Dumping a WordPress site
I had a WordPress blog set up at my last job, and it's definitely fun to run a dynamic website. But once I left I didn't feel like maintaining it (in particular, watching for crackers and comment spammers), so I decided to make it static. It's definitely doable with a little with a little MySQL- and unix-fu.
I found an excellent howto on the subject by Ammon. There were a few tweaks (which I left in the comments) but the major work is there.

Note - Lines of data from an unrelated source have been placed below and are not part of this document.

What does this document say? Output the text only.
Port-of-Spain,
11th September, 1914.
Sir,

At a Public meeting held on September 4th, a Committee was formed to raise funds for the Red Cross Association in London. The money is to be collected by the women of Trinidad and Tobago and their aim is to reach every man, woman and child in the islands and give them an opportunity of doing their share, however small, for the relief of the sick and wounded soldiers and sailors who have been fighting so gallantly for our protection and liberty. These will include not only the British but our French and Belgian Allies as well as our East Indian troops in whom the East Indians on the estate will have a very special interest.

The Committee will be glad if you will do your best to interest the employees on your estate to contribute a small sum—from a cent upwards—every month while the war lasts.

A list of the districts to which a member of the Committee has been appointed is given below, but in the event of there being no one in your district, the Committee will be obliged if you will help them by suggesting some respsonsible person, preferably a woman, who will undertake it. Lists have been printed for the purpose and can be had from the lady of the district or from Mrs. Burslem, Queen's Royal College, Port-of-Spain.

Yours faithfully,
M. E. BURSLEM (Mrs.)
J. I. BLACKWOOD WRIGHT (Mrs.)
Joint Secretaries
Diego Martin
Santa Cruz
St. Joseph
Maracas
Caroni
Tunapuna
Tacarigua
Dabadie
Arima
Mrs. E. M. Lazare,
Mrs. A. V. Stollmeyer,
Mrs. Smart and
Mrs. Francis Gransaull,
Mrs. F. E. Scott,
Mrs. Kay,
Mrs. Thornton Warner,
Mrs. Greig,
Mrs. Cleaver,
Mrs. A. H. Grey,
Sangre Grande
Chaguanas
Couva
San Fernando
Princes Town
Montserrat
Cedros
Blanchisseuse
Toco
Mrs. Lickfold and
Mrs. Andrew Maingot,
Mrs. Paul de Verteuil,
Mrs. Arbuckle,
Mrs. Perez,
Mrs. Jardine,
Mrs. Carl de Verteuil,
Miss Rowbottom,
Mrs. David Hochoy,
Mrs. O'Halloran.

One big annoyance was that I had moved out before archiving. That was particularly troublesome because the database server for this particular site was a FreeBSD box under my desk. That box isn't connected to the internet at the moment, and if it were, it wouldn't have the same IP address anymore. Luckily, I routinely backed up that database, and so I fired up a temporary MySQL server on my laptop and changed the wordpress configuration files (nice DRY--I only had to change three lines, and two of them were avoidable had I kept the same username and password).
The part I couldn't figure out next was how to change the site to insert boilerplate text in every page explaining it was an archive and they should go to my new site. I think it's a testimony to the flexibility of drupal, my new content management system, that I already know how to do such a thing in that framework. Just make a block and make sure it goes in the content region. But WordPress keeps its custom widgets and gewgaws on the sidebar, which wasn't prominent enough for me. I ended up having to hack the theme file to hard-code the message in the page header. I still believe there's a "right" way to do this, but all I was going for was a dump of the site so I'm not going to apologize for forking. :-)

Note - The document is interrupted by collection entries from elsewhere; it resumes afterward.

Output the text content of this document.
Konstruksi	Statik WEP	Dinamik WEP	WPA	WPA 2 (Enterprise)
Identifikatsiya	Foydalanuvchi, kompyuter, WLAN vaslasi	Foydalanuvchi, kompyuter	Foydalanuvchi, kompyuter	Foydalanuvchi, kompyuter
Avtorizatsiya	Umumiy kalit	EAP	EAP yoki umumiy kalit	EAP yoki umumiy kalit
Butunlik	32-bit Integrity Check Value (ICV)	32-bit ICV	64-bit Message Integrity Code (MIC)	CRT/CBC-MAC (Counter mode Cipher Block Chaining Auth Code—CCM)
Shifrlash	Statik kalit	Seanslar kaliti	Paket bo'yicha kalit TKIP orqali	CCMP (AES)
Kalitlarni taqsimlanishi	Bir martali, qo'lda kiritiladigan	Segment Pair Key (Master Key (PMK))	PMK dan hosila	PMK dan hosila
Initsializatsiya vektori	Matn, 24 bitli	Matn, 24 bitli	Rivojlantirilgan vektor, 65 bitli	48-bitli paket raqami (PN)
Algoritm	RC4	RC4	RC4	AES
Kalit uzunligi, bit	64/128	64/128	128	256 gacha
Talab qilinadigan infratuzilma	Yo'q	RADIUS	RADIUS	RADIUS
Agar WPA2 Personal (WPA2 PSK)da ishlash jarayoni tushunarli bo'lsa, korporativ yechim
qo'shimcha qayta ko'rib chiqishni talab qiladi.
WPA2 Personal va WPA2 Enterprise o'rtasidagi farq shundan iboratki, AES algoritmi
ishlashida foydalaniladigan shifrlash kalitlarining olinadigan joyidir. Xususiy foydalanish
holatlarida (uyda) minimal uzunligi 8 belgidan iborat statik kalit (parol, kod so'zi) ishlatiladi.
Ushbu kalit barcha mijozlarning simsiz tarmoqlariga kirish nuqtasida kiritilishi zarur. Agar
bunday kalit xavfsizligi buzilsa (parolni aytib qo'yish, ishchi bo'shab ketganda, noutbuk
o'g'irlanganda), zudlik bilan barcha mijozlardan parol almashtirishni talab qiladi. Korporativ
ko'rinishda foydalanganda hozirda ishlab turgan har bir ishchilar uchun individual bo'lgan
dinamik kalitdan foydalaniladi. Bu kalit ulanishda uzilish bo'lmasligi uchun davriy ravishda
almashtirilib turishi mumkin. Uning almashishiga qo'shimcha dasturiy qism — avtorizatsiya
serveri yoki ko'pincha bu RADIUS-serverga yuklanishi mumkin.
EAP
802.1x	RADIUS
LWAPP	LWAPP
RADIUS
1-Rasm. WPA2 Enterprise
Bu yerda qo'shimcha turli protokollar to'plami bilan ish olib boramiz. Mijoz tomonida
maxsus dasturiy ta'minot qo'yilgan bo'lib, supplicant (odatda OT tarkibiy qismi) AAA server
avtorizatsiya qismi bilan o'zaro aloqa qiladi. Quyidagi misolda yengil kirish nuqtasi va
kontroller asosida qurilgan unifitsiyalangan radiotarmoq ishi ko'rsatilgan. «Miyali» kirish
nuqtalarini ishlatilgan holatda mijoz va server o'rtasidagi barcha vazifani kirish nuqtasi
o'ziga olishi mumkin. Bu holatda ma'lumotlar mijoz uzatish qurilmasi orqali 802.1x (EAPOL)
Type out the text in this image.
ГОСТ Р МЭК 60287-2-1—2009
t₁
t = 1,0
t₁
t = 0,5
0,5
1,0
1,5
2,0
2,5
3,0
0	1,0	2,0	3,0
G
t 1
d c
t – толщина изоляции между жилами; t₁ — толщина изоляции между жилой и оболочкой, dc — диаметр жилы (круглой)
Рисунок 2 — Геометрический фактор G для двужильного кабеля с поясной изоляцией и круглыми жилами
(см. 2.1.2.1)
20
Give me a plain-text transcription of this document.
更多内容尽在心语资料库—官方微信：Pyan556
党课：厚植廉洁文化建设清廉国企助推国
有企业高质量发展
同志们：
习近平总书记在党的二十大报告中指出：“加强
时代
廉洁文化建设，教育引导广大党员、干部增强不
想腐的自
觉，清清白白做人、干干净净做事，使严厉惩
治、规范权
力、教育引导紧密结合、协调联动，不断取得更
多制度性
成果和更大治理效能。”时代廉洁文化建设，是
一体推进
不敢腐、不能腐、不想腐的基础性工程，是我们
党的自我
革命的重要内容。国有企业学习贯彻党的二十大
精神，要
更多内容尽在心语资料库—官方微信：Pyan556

(A solution outside of WordPress would be to parse every HTML page after dumping [with XSLT or even a regular expression-enabled scripting language like perl] and insert the boilerplate on every page. I've done that with dynamic sites that have already been archived. But that seems unfair to ask since I had an active, dynamic CMS working for me already.)

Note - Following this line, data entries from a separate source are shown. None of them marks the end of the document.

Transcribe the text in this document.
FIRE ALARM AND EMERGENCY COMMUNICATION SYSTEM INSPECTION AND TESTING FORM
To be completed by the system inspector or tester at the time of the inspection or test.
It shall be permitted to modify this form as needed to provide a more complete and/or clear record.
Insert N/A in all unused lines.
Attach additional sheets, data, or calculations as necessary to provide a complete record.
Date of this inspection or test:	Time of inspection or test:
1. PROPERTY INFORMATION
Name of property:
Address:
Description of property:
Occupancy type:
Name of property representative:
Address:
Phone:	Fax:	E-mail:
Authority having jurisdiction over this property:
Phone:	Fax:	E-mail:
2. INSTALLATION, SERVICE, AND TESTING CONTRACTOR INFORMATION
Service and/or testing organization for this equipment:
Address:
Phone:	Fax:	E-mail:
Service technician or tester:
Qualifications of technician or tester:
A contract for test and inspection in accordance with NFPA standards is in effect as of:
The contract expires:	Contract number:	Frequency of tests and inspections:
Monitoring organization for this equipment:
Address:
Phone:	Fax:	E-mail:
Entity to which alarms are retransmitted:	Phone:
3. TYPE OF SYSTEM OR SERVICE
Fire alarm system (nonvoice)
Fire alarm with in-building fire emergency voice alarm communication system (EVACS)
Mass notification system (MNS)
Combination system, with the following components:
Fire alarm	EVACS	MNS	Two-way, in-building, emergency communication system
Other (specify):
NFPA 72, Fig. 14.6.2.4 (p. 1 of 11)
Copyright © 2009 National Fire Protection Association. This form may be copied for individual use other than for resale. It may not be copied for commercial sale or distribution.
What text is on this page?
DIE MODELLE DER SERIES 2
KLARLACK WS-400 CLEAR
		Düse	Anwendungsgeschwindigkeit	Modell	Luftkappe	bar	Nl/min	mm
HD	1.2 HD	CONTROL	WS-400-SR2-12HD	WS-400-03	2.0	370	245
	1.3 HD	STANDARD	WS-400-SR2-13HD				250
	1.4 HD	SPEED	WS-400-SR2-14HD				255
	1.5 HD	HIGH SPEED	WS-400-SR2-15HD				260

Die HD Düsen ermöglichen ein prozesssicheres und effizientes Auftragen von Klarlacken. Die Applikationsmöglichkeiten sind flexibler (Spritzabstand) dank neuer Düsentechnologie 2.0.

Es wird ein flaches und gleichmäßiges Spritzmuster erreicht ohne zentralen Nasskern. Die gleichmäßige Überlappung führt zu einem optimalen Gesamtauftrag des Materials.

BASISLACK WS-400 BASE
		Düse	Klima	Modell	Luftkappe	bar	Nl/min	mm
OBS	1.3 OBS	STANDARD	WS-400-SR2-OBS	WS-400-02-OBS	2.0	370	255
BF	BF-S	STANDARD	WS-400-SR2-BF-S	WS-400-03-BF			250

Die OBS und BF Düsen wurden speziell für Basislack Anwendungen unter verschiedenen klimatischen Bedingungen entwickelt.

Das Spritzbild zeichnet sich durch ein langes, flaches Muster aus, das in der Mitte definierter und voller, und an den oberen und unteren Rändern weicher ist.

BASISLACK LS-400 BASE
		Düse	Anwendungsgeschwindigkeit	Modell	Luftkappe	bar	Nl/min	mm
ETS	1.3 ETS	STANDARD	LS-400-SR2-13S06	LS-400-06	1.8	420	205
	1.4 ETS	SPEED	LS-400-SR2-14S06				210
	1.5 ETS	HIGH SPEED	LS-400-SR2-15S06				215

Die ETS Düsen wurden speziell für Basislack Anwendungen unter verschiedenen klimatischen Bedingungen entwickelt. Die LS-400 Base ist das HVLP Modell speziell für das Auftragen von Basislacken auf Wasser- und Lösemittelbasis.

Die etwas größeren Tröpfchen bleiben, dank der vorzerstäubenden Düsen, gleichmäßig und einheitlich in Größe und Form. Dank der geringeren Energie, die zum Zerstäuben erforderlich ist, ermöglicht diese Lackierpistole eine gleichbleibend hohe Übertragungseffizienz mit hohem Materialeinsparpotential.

After that, wget is your friend. This little command line tool has dozens of options to fetch web pages and even whole websites. Luckily Ammon had a sample usage that I could copy. Although adding the "-k" flag to correct links was needed for me.
Then you get rid (after backing up) of the dynamic scripts and moved the archived material into their place. And that's it!
This is the kind of task that you almost feel justified spending five hours on if you can spend another 30 minutes writing a blog post about it. But I'm glad it's done.